O microagulhamento é indicado pela especialista como uma alternativa estética mecânica com resposta positiva nos tratamentos. "Os resultados do método são compatíveis aos proporcionados pela aplicação da luz pulsada, do laser e dos peelings, indicados para eliminar manchas, cicatrizes, rejuvenescimento e flacidez".

Gina Mello diz que os tratamentos estéticos que promovem a remoção da epiderme de forma mecânica ou química favorecem a liberação de fatores de crescimento e migração de células inflamatórias que culminam na substituição do tecido danificado.

Por essa e outras questões, a cosmetóloga ressalta a fundamental importância de a indústria cosmética potencializar, cada vez mais, o desenvolvimento de fármacos sofisticados para a redução do processo inflamatório provocado pela ação do microagulhamento.

Tecnologia

Para a profissional, o surgimento de equipamentos e métodos de aplicação no campo da estética, que possibilitam maior absorção e a penetração dos princípios ativos utilizados, exigem especial atenção.

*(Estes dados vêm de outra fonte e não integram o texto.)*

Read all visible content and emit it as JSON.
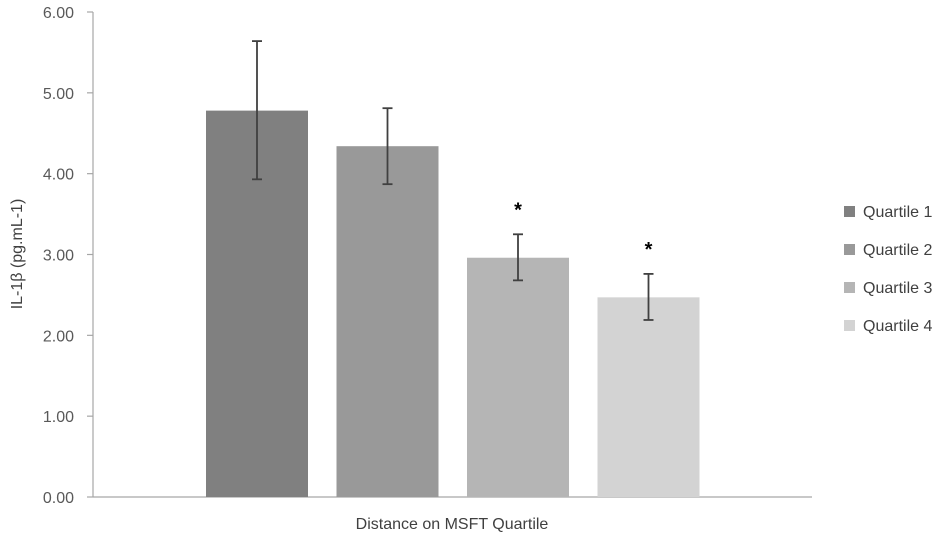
{
  "chart_data": {
    "type": "bar",
    "title": "",
    "xlabel": "Distance on MSFT Quartile",
    "ylabel": "IL-1β (pg.mL-1)",
    "ylim": [
      0,
      6
    ],
    "y_ticks": [
      "0.00",
      "1.00",
      "2.00",
      "3.00",
      "4.00",
      "5.00",
      "6.00"
    ],
    "grid": false,
    "legend_position": "right",
    "series": [
      {
        "name": "Quartile 1",
        "value": 4.78,
        "error_low": 3.93,
        "error_high": 5.64,
        "color": "#808080",
        "annotation": ""
      },
      {
        "name": "Quartile 2",
        "value": 4.34,
        "error_low": 3.87,
        "error_high": 4.81,
        "color": "#999999",
        "annotation": ""
      },
      {
        "name": "Quartile 3",
        "value": 2.96,
        "error_low": 2.68,
        "error_high": 3.25,
        "color": "#b5b5b5",
        "annotation": "*"
      },
      {
        "name": "Quartile 4",
        "value": 2.47,
        "error_low": 2.19,
        "error_high": 2.76,
        "color": "#d3d3d3",
        "annotation": "*"
      }
    ],
    "axis_color": "#a6a6a6",
    "error_bar_color": "#404040"
  }
}
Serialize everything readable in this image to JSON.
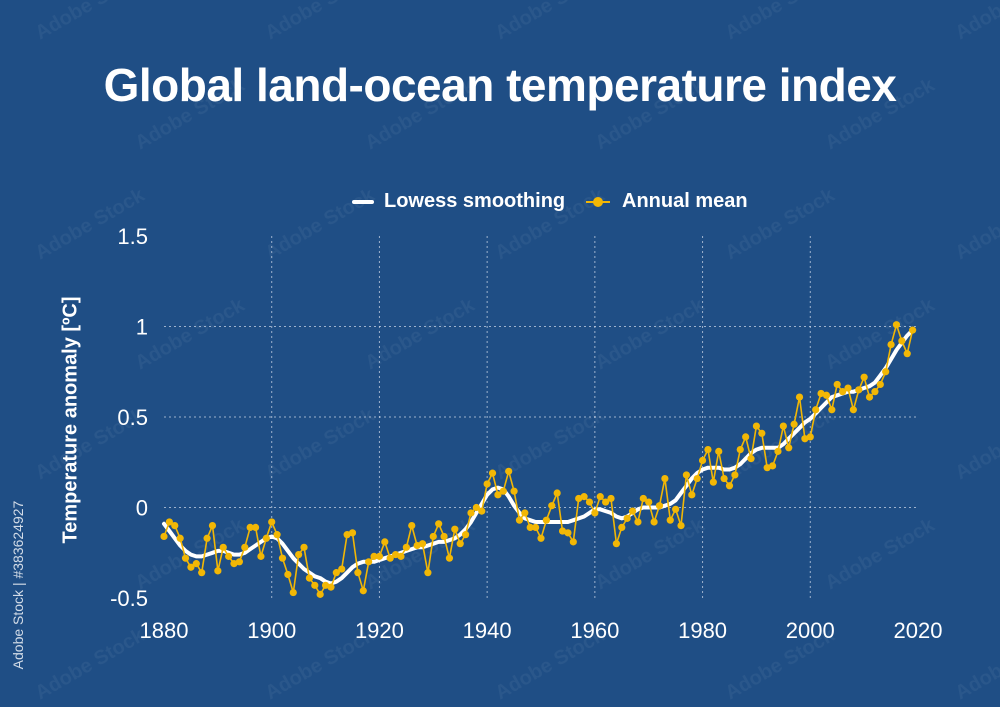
{
  "page": {
    "title": "Global land-ocean temperature index",
    "watermark_text": "Adobe Stock | #383624927"
  },
  "chart_data": {
    "type": "line",
    "title": "Global land-ocean temperature index",
    "xlabel": "",
    "ylabel": "Temperature anomaly [ºC]",
    "xlim": [
      1880,
      2020
    ],
    "ylim": [
      -0.5,
      1.5
    ],
    "x_ticks": [
      1880,
      1900,
      1920,
      1940,
      1960,
      1980,
      2000,
      2020
    ],
    "y_ticks": [
      -0.5,
      0,
      0.5,
      1,
      1.5
    ],
    "y_tick_labels": [
      "-0.5",
      "0",
      "0.5",
      "1",
      "1.5"
    ],
    "grid": true,
    "legend_position": "top",
    "colors": {
      "smoothing": "#ffffff",
      "annual": "#f2b705",
      "grid": "#c9d4e6",
      "background": "#1f4e85"
    },
    "x": [
      1880,
      1881,
      1882,
      1883,
      1884,
      1885,
      1886,
      1887,
      1888,
      1889,
      1890,
      1891,
      1892,
      1893,
      1894,
      1895,
      1896,
      1897,
      1898,
      1899,
      1900,
      1901,
      1902,
      1903,
      1904,
      1905,
      1906,
      1907,
      1908,
      1909,
      1910,
      1911,
      1912,
      1913,
      1914,
      1915,
      1916,
      1917,
      1918,
      1919,
      1920,
      1921,
      1922,
      1923,
      1924,
      1925,
      1926,
      1927,
      1928,
      1929,
      1930,
      1931,
      1932,
      1933,
      1934,
      1935,
      1936,
      1937,
      1938,
      1939,
      1940,
      1941,
      1942,
      1943,
      1944,
      1945,
      1946,
      1947,
      1948,
      1949,
      1950,
      1951,
      1952,
      1953,
      1954,
      1955,
      1956,
      1957,
      1958,
      1959,
      1960,
      1961,
      1962,
      1963,
      1964,
      1965,
      1966,
      1967,
      1968,
      1969,
      1970,
      1971,
      1972,
      1973,
      1974,
      1975,
      1976,
      1977,
      1978,
      1979,
      1980,
      1981,
      1982,
      1983,
      1984,
      1985,
      1986,
      1987,
      1988,
      1989,
      1990,
      1991,
      1992,
      1993,
      1994,
      1995,
      1996,
      1997,
      1998,
      1999,
      2000,
      2001,
      2002,
      2003,
      2004,
      2005,
      2006,
      2007,
      2008,
      2009,
      2010,
      2011,
      2012,
      2013,
      2014,
      2015,
      2016,
      2017,
      2018,
      2019
    ],
    "series": [
      {
        "name": "Lowess smoothing",
        "values": [
          -0.09,
          -0.13,
          -0.17,
          -0.21,
          -0.24,
          -0.26,
          -0.27,
          -0.27,
          -0.26,
          -0.25,
          -0.24,
          -0.24,
          -0.25,
          -0.26,
          -0.26,
          -0.25,
          -0.23,
          -0.21,
          -0.19,
          -0.17,
          -0.16,
          -0.17,
          -0.2,
          -0.24,
          -0.28,
          -0.31,
          -0.34,
          -0.36,
          -0.38,
          -0.39,
          -0.41,
          -0.42,
          -0.41,
          -0.39,
          -0.36,
          -0.33,
          -0.31,
          -0.3,
          -0.3,
          -0.3,
          -0.29,
          -0.28,
          -0.27,
          -0.26,
          -0.25,
          -0.24,
          -0.23,
          -0.22,
          -0.22,
          -0.21,
          -0.2,
          -0.19,
          -0.19,
          -0.18,
          -0.17,
          -0.15,
          -0.12,
          -0.08,
          -0.03,
          0.02,
          0.07,
          0.1,
          0.11,
          0.1,
          0.06,
          0.01,
          -0.03,
          -0.06,
          -0.07,
          -0.08,
          -0.08,
          -0.08,
          -0.08,
          -0.08,
          -0.08,
          -0.08,
          -0.07,
          -0.06,
          -0.05,
          -0.03,
          -0.01,
          -0.01,
          -0.02,
          -0.03,
          -0.05,
          -0.06,
          -0.05,
          -0.03,
          -0.01,
          0,
          0,
          0,
          0,
          0.01,
          0.02,
          0.04,
          0.08,
          0.12,
          0.16,
          0.19,
          0.21,
          0.22,
          0.22,
          0.22,
          0.21,
          0.21,
          0.22,
          0.24,
          0.27,
          0.3,
          0.32,
          0.33,
          0.33,
          0.33,
          0.33,
          0.35,
          0.38,
          0.41,
          0.44,
          0.47,
          0.49,
          0.52,
          0.55,
          0.58,
          0.61,
          0.62,
          0.63,
          0.64,
          0.64,
          0.65,
          0.66,
          0.67,
          0.69,
          0.73,
          0.77,
          0.82,
          0.87,
          0.91,
          0.95,
          0.98
        ]
      },
      {
        "name": "Annual mean",
        "values": [
          -0.16,
          -0.08,
          -0.1,
          -0.17,
          -0.28,
          -0.33,
          -0.31,
          -0.36,
          -0.17,
          -0.1,
          -0.35,
          -0.22,
          -0.27,
          -0.31,
          -0.3,
          -0.22,
          -0.11,
          -0.11,
          -0.27,
          -0.17,
          -0.08,
          -0.15,
          -0.28,
          -0.37,
          -0.47,
          -0.26,
          -0.22,
          -0.39,
          -0.43,
          -0.48,
          -0.43,
          -0.44,
          -0.36,
          -0.34,
          -0.15,
          -0.14,
          -0.36,
          -0.46,
          -0.3,
          -0.27,
          -0.27,
          -0.19,
          -0.28,
          -0.26,
          -0.27,
          -0.22,
          -0.1,
          -0.21,
          -0.2,
          -0.36,
          -0.16,
          -0.09,
          -0.16,
          -0.28,
          -0.12,
          -0.2,
          -0.15,
          -0.03,
          0,
          -0.02,
          0.13,
          0.19,
          0.07,
          0.09,
          0.2,
          0.09,
          -0.07,
          -0.03,
          -0.11,
          -0.11,
          -0.17,
          -0.07,
          0.01,
          0.08,
          -0.13,
          -0.14,
          -0.19,
          0.05,
          0.06,
          0.03,
          -0.03,
          0.06,
          0.03,
          0.05,
          -0.2,
          -0.11,
          -0.06,
          -0.02,
          -0.08,
          0.05,
          0.03,
          -0.08,
          0.01,
          0.16,
          -0.07,
          -0.01,
          -0.1,
          0.18,
          0.07,
          0.16,
          0.26,
          0.32,
          0.14,
          0.31,
          0.16,
          0.12,
          0.18,
          0.32,
          0.39,
          0.27,
          0.45,
          0.41,
          0.22,
          0.23,
          0.31,
          0.45,
          0.33,
          0.46,
          0.61,
          0.38,
          0.39,
          0.54,
          0.63,
          0.62,
          0.54,
          0.68,
          0.64,
          0.66,
          0.54,
          0.65,
          0.72,
          0.61,
          0.64,
          0.68,
          0.75,
          0.9,
          1.01,
          0.92,
          0.85,
          0.98
        ]
      }
    ]
  }
}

Os tratamentos estéticos realizados com o microagulhamento são minimamente invasivos, porém, a aplicação provoca a renovação da pele. Ou seja, a região trabalhada passa por um processo inflamatório induzido para estimular a produção do colágeno.

Por isso, Gina pontua a importância da continuidade do tratamento cosmético, depois do microagulhamento. "Essa frequência garantirá a qualidade na produção do colágeno e a satisfação do resultado.

O procedimento pode ser repetido com segurança, a cada 30 dias, sendo dividido em ciclos de, no mínimo, quatro sessões. "Além do aparelho, as aplicações podem ser associadas aos dermocosméticos de transformação para otimizar os resultados", acrescenta.

Recomendações

Nas primeiras 24 horas após o microagulhamento, o ideal é evitar o uso de qualquer produto. O sol, o calor natural ou artificial, maquiagem e banhos quentes. Segundo a cosmetóloga, apenas a partir das 48 ou 72 horas, será liberado o uso de sabonete neutro e filtro solar com FPS acima de 40. No quarto dia, a pessoa retornará ao consultório para avaliação e liberação, além de iniciar o tratamento estético aplicado conforme a necessidade de cada uma.

Mas atenção: o procedimento é contraindicado para gestantes, diabéticos, hipertensos descompensados, pessoas com problemas de coagulação, peles sensibilizadas do sol e queimaduras solares recentes. "Antes de se submeter ao procedimento é essencial procurar um profissional habilitado", alerta Gina.